Friday, 5 August 2016

The Potters Wheel

As part of my Summer 2016 plan to be more selfish and organise less "family-friendly" activities, I've joined a pottery group. I've actually been on the list to join the class for around 5 months; they only have a handful of places which have proven to be extremely popular, with some members never leaving!

I felt extremely lucky to get an email offering me a place.

Being a creative person, I attended my first class naively, with a spring in my step, thinking that I would morph into a natural potter over night and within months maybe buy my own potters wheel and begin making beautiful, little pieces of handmade pottery to sell. I envisioned a website, lots of instagram followers and a pathway out of teaching... hooray!


I was greeted by Master Potter with a question "Have you done this before?"
I boasted about the lovely bowl I'd made at a pottery day at a Wedgewood factory some months ago. He laughed at me and smiled, "Ok, well watch me and then have a go at making that bowl again."

It seemed so easy, watching him massage the clay with his hands, creating defined shapes within seconds, his body and expression so at ease with his work. I couldn't wait to crack on and create my bowl.

Move over Master Potter, let me show you what I can do.

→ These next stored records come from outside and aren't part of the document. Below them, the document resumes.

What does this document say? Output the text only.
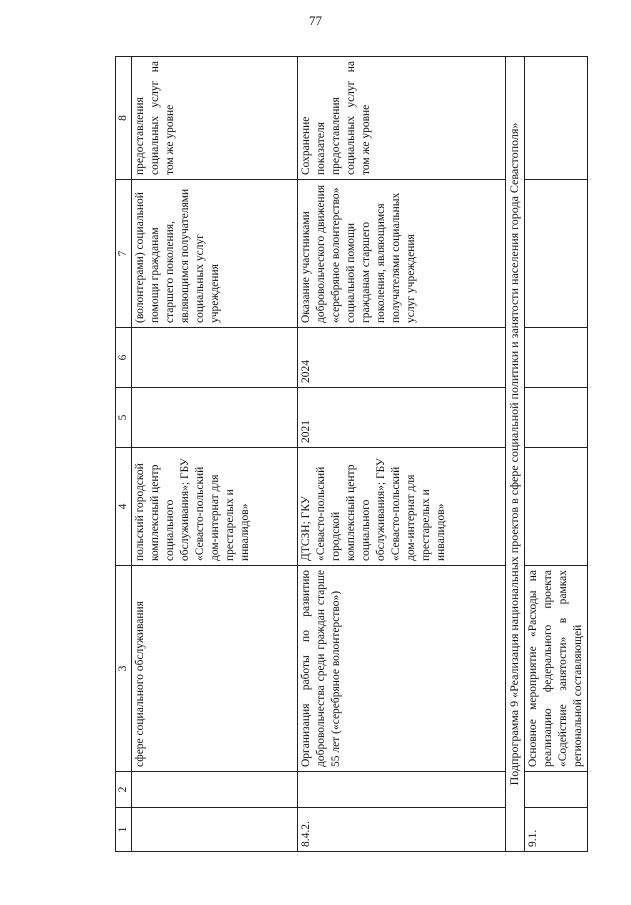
77
1	2	3	4	5	6	7	8
		сфере социального обслуживания	польский городской комплексный центр социального обслуживания»; ГБУ «Севасто-польский дом-интернат для престарелых и инвалидов»			(волонтерами) социальной помощи гражданам старшего поколения, являющимся получателями социальных услуг учреждения	предоставления социальных услуг на том же уровне
8.4.2.		Организация работы по развитию добровольчества среди граждан старше 55 лет («серебряное волонтерство»)	ДТСЗН; ГКУ «Севасто-польский городской комплексный центр социального обслуживания»; ГБУ «Севасто-польский дом-интернат для престарелых и инвалидов»	2021	2024	Оказание участниками добровольческого движения «серебряное волонтерство» социальной помощи гражданам старшего поколения, являющимся получателями социальных услуг учреждения	Сохранение показателя предоставления социальных услуг на том же уровне
Подпрограмма 9 «Реализация национальных проектов в сфере социальной политики и занятости населения города Севастополя»							
9.1.		Основное мероприятие «Расходы на реализацию федерального проекта «Содействие занятости» в рамках региональной составляющей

My first mistake was covering the clay in water before I'd even had chance to throw it on to the wheel, miserably and pathetically it slid right off the wheel and Master Potter laughed in delight "first lesson: we throw the clay on dry." Blushing, I retrieved my second piece of clay and threw it onto the wheel and began cranking up the speed using the foot pedal, only my foot wasn't positioned properly and Master Potter had to stop me once again. His brash, sarcastic, yet friendly demeanour had me feeling a little anxious at this point and I knew I was about to make plenty of laughable mistakes. Master Potter stayed close by to save the clay from drowning amongst many other harmful creative things I did to it and in the end, we collectively produced a goblet shaped piece of clay. Ok, Master Potter produced a goblet shaped piece of clay, despite the incompetent contributions I made.

"Try again now, by yourself" said Master Potter and so I did with a nervous, shaky confidence.
"Tea, coffee?" He asked.

"Do you do water?" I asked nervously and pathetically, regretting the ridiculous question before I'd spoken the final syllable.

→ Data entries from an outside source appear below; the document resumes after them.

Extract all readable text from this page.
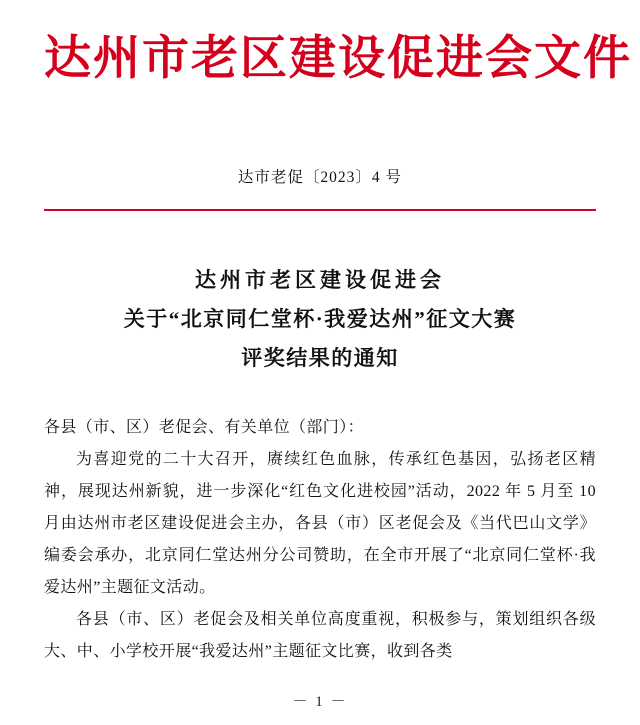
达州市老区建设促进会文件
达市老促〔2023〕4 号
达州市老区建设促进会
关于“北京同仁堂杯·我爱达州”征文大赛
评奖结果的通知

各县（市、区）老促会、有关单位（部门）：

为喜迎党的二十大召开，赓续红色血脉，传承红色基因，弘扬老区精神，展现达州新貌，进一步深化“红色文化进校园”活动，2022 年 5 月至 10 月由达州市老区建设促进会主办，各县（市）区老促会及《当代巴山文学》编委会承办，北京同仁堂达州分公司赞助，在全市开展了“北京同仁堂杯·我爱达州”主题征文活动。

各县（市、区）老促会及相关单位高度重视，积极参与，策划组织各级大、中、小学校开展“我爱达州”主题征文比赛，收到各类

－ 1 －
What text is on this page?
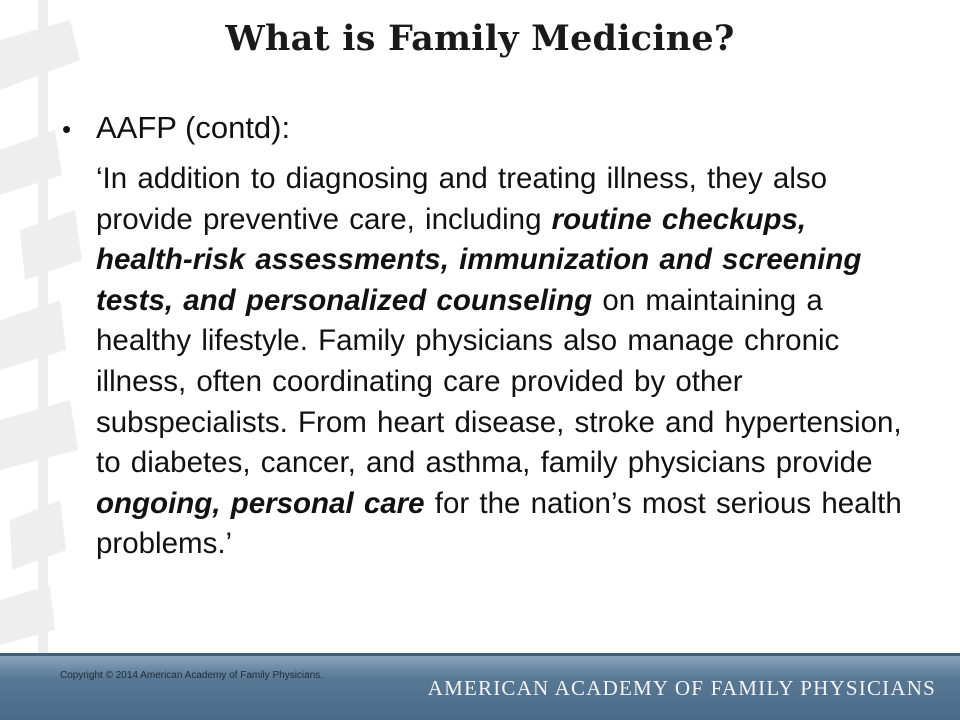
What is Family Medicine?
• AAFP (contd):
‘In addition to diagnosing and treating illness, they also provide preventive care, including routine checkups, health-risk assessments, immunization and screening tests, and personalized counseling on maintaining a healthy lifestyle. Family physicians also manage chronic illness, often coordinating care provided by other subspecialists. From heart disease, stroke and hypertension, to diabetes, cancer, and asthma, family physicians provide ongoing, personal care for the nation’s most serious health problems.’
Copyright © 2014 American Academy of Family Physicians.
AMERICAN ACADEMY OF FAMILY PHYSICIANS
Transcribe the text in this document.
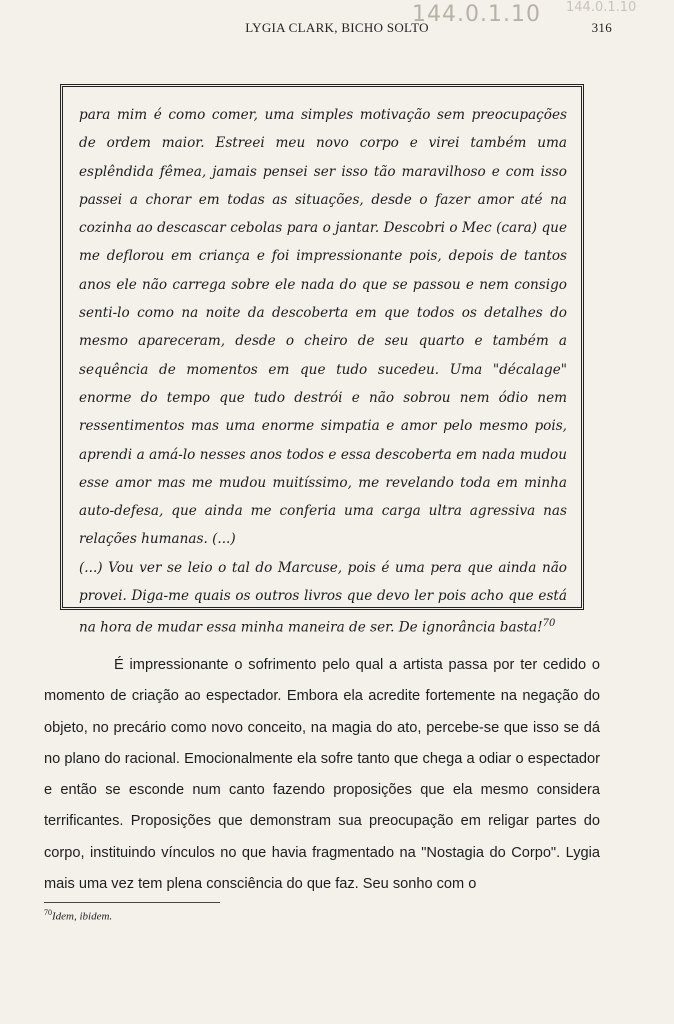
144.0.1.10 144.0.1.10
LYGIA CLARK, BICHO SOLTO	316

para mim é como comer, uma simples motivação sem preocupações de ordem maior. Estreei meu novo corpo e virei também uma esplêndida fêmea, jamais pensei ser isso tão maravilhoso e com isso passei a chorar em todas as situações, desde o fazer amor até na cozinha ao descascar cebolas para o jantar. Descobri o Mec (cara) que me deflorou em criança e foi impressionante pois, depois de tantos anos ele não carrega sobre ele nada do que se passou e nem consigo senti-lo como na noite da descoberta em que todos os detalhes do mesmo apareceram, desde o cheiro de seu quarto e também a sequência de momentos em que tudo sucedeu. Uma "décalage" enorme do tempo que tudo destrói e não sobrou nem ódio nem ressentimentos mas uma enorme simpatia e amor pelo mesmo pois, aprendi a amá-lo nesses anos todos e essa descoberta em nada mudou esse amor mas me mudou muitíssimo, me revelando toda em minha auto-defesa, que ainda me conferia uma carga ultra agressiva nas relações humanas. (...)

(...) Vou ver se leio o tal do Marcuse, pois é uma pera que ainda não provei. Diga-me quais os outros livros que devo ler pois acho que está na hora de mudar essa minha maneira de ser. De ignorância basta!$^{70}$

É impressionante o sofrimento pelo qual a artista passa por ter cedido o momento de criação ao espectador. Embora ela acredite fortemente na negação do objeto, no precário como novo conceito, na magia do ato, percebe-se que isso se dá no plano do racional. Emocionalmente ela sofre tanto que chega a odiar o espectador e então se esconde num canto fazendo proposições que ela mesmo considera terrificantes. Proposições que demonstram sua preocupação em religar partes do corpo, instituindo vínculos no que havia fragmentado na "Nostagia do Corpo". Lygia mais uma vez tem plena consciência do que faz. Seu sonho com o

$^{70}$Idem, ibidem.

" It's amazing, water comes out of the tap right behind you!" Responded Master Potter. I knew I was going to like him, but not yet, because at this point, I thought Master Potter was a dick.

I didn't manage to create another piece of pottery and I was glad to be taken off the wheel to have a go at hand moulding the clay. There were other potters doing the same thing, all avoiding the wheel for similar reasons to my own.

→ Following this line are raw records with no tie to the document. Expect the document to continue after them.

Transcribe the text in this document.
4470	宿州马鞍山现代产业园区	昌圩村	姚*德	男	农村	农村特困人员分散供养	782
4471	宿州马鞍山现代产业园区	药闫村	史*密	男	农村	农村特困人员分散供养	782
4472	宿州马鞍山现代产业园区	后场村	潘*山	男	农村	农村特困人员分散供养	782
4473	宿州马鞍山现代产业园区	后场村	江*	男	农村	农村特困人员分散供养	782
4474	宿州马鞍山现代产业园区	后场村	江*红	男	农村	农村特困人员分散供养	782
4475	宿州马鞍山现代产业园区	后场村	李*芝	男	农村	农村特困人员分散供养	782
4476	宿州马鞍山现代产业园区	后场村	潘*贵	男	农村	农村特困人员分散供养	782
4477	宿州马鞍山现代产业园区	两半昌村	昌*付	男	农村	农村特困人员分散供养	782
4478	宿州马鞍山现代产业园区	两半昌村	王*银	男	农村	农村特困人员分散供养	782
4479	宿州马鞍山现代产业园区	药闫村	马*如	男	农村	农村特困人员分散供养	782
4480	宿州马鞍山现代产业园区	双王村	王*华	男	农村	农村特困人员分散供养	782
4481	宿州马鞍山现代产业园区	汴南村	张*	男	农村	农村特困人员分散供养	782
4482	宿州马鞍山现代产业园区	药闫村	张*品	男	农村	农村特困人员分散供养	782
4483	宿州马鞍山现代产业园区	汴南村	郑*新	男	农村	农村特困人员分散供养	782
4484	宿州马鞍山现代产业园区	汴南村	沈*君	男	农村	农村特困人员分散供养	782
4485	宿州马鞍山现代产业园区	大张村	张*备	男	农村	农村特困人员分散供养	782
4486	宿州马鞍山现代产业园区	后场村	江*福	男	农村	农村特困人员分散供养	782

I left my first pottery class feeling a bit stupid. Pottery making is a wonderful but very specialised skill and I saw many talented potters creating the most beautiful shapes out of clay with ease; I felt as though I was a million miles away from what they were achieving. I hope Master Potter can chuckle at my naivety, although I'm guessing he's seen it before. I feel daunted about my next class, worried that I'll never be able to quite grasp the art of pottery, worried that I'll settle for making clay shapes with my hands (another wonderful skill) but that's not the reason I started the class in the first place. Most of all, I hope I can make mistakes without falling to pieces (a bit like my clay creations)!